Türkiye’de denizcilik sektöründe teknolojiye olan bağımlılığın anlaşıldığı, ulusal literatür incelemlerinde ortaya konuldu. Bununla birlikte, denizcilik sektöründe artan otomasyon eğilimi de olumlu karşılanıyor. Buna ek olarak teknolojinin insan kaynağının yerine geçmesi ile doğabilecek problemler için de endişe duyuluyor. Bunun nedenleri arasında; Güverte sistemlerinin saldırılara karşı korumasız olduğuna, gemide güverte sistemlerinde oluşabilecek hataları farkedecek zabit ve sistem operatörlerin olmadığını, gemi mürettabatının çevrimiçi işlemleriyle ilgili olarak güvenlik protokollerini genel olarak anlamadığı ve bu protokole uymadığını, gemi elektronik sistemlerin bakımı ve güncelleştirilmesinde, eğitimli personelin olmaması, maliyetin yüksek olması  farkındalığın düşük olması ve lojistik zorluklarla karşılaşılması  nedenleriyle engeller çıktığını düşünmesi olarak gösterilebilir.

Ulusal ve uluslararasında yukarıda bahsedilen çalışmalar temelinde denizcilik sektörü için siber güvenlik farkındalığı düşük fakat siber güvenlik riskleri yüksek olan bir sektör şeklinde bir tanımlama yapabiliriz. Denizcilikle ilgili yapılan az sayıda çalışma, siber güvenlikle ilgili denizel alan dışındaki çalışmaların, denizel alana aktarılması ve ulusal ve uluslararası olarak denizcilik alanında, siber güvenlik farkındalığının eğitimler yoluyla artırılması önerilmiştir.

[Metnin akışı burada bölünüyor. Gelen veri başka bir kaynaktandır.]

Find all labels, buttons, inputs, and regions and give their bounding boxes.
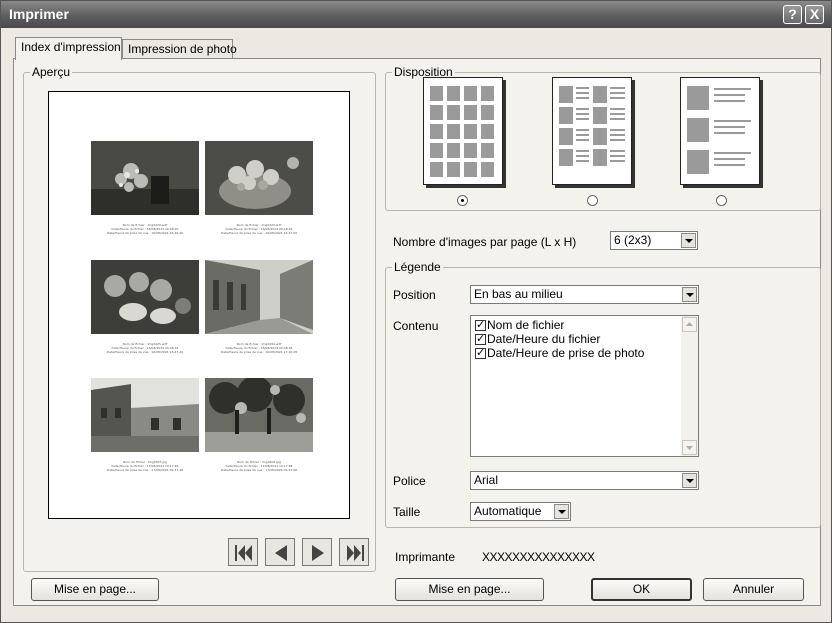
checkbox[interactable] [475, 346, 486, 359]
scroll-down-icon[interactable] [682, 440, 697, 455]
details-layout-icon [687, 86, 751, 174]
window-title: Imprimer [9, 6, 69, 22]
preview-photo-card: Nom de fichier : Img0225.wdf Date/Heure … [91, 260, 199, 354]
legend-group-label: Légende [394, 260, 441, 274]
content-item-shot-datetime[interactable]: Date/Heure de prise de photo [475, 346, 644, 361]
content-item-filename[interactable]: Nom de fichier [475, 318, 564, 333]
scroll-up-icon[interactable] [682, 317, 697, 332]
page-setup-button[interactable]: Mise en page... [395, 578, 544, 601]
checkbox[interactable] [475, 318, 486, 331]
photo-caption: Nom de fichier : Img0294.wdf Date/Heure … [220, 342, 298, 354]
preview-group-label: Aperçu [32, 65, 71, 79]
first-page-icon [235, 545, 252, 561]
size-label: Taille [393, 505, 421, 519]
checkbox[interactable] [475, 332, 486, 345]
photo-street [205, 260, 313, 334]
help-icon: ? [788, 6, 797, 22]
preview-photo-card: Nom de fichier : Img0307.jpg Date/Heure … [91, 378, 199, 472]
photo-church [91, 378, 199, 452]
title-bar: Imprimer ? X [1, 1, 831, 28]
images-per-page-value: 6 (2x3) [614, 233, 652, 247]
photo-trees [205, 378, 313, 452]
preview-photo-card: Nom de fichier : Img0402.jpg Date/Heure … [205, 378, 313, 472]
preview-page: Nom de fichier : Img0220.wdf Date/Heure … [48, 91, 350, 519]
tab-photo-print[interactable]: Impression de photo [122, 39, 237, 59]
photo-fruit-bowl [205, 141, 313, 215]
content-label: Contenu [393, 319, 439, 333]
close-button[interactable]: X [805, 5, 824, 24]
chevron-down-icon [682, 473, 697, 488]
photo-caption: Nom de fichier : Img0220.wdf Date/Heure … [106, 223, 184, 235]
tab-label: Impression de photo [128, 42, 237, 56]
images-per-page-label: Nombre d'images par page (L x H) [393, 235, 577, 249]
cancel-button[interactable]: Annuler [703, 578, 804, 601]
layout-list-option[interactable] [552, 77, 632, 185]
photo-caption: Nom de fichier : Img0225.wdf Date/Heure … [106, 342, 184, 354]
position-select[interactable]: En bas au milieu [470, 285, 699, 304]
layout-grid-radio[interactable] [457, 195, 468, 206]
photo-bouquet [91, 141, 199, 215]
layout-details-radio[interactable] [716, 195, 727, 206]
ok-button[interactable]: OK [591, 578, 692, 601]
tab-print-index[interactable]: Index d'impression [15, 37, 122, 60]
layout-grid-option[interactable] [423, 77, 503, 185]
list-layout-icon [559, 86, 625, 166]
size-value: Automatique [474, 504, 542, 518]
preview-photo-card: Nom de fichier : Img0294.wdf Date/Heure … [205, 260, 313, 354]
prev-page-icon [275, 545, 287, 561]
chevron-down-icon [682, 287, 697, 302]
size-select[interactable]: Automatique [470, 502, 571, 521]
grid-layout-icon [430, 86, 494, 177]
prev-page-button[interactable] [265, 538, 295, 566]
font-label: Police [393, 474, 426, 488]
font-value: Arial [474, 473, 499, 487]
tab-label: Index d'impression [21, 40, 121, 54]
images-per-page-select[interactable]: 6 (2x3) [610, 231, 698, 250]
chevron-down-icon [554, 504, 569, 519]
position-value: En bas au milieu [474, 287, 563, 301]
close-icon: X [809, 6, 820, 22]
listbox-scrollbar[interactable] [681, 316, 698, 456]
chevron-down-icon [681, 233, 696, 248]
content-item-file-datetime[interactable]: Date/Heure du fichier [475, 332, 600, 347]
preview-photo-card: Nom de fichier : Img0220.wdf Date/Heure … [91, 141, 199, 235]
printer-name: XXXXXXXXXXXXXXX [482, 550, 595, 564]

Endüstri 4 çerçevesi kapsamında dijital dönüşüm kaçınılmaz olmuştur. Deniz Ulaştırma Sistemi de bu dönüşüm sürecinde de tüm bileşenleri ile yerini alacaktır ve her geçen gün BİT sistemlerine bağımlı hale gelecektir.  BİT kaynaklı güvenlik açıkları siber saldırıların hedefi olma riskini her zaman taşıyacaktır. Bu açıdan ele alındığında ulusal ve uluslararası politikalarda deniz güvenliği gündemlerinden biri de siber güvenlik olmuştur. Fakat siber güvenlik, diğer güvenlik saldırılarından farklı olarak saldırı sürecinde saldırılanı aktif olarak saldırının gerçekleşmesi için kullanabilen bir yapıya sahip olması nedeniyle ayrışabilir. Dolayısıyla sadece teknik açıdan değil, deniz siber uzayında insan faktörü, son kullanıcı, kullanıcı davranışı ve psikolojisi gibi konuları da kapsayacak şekilde ele alınmalıdır.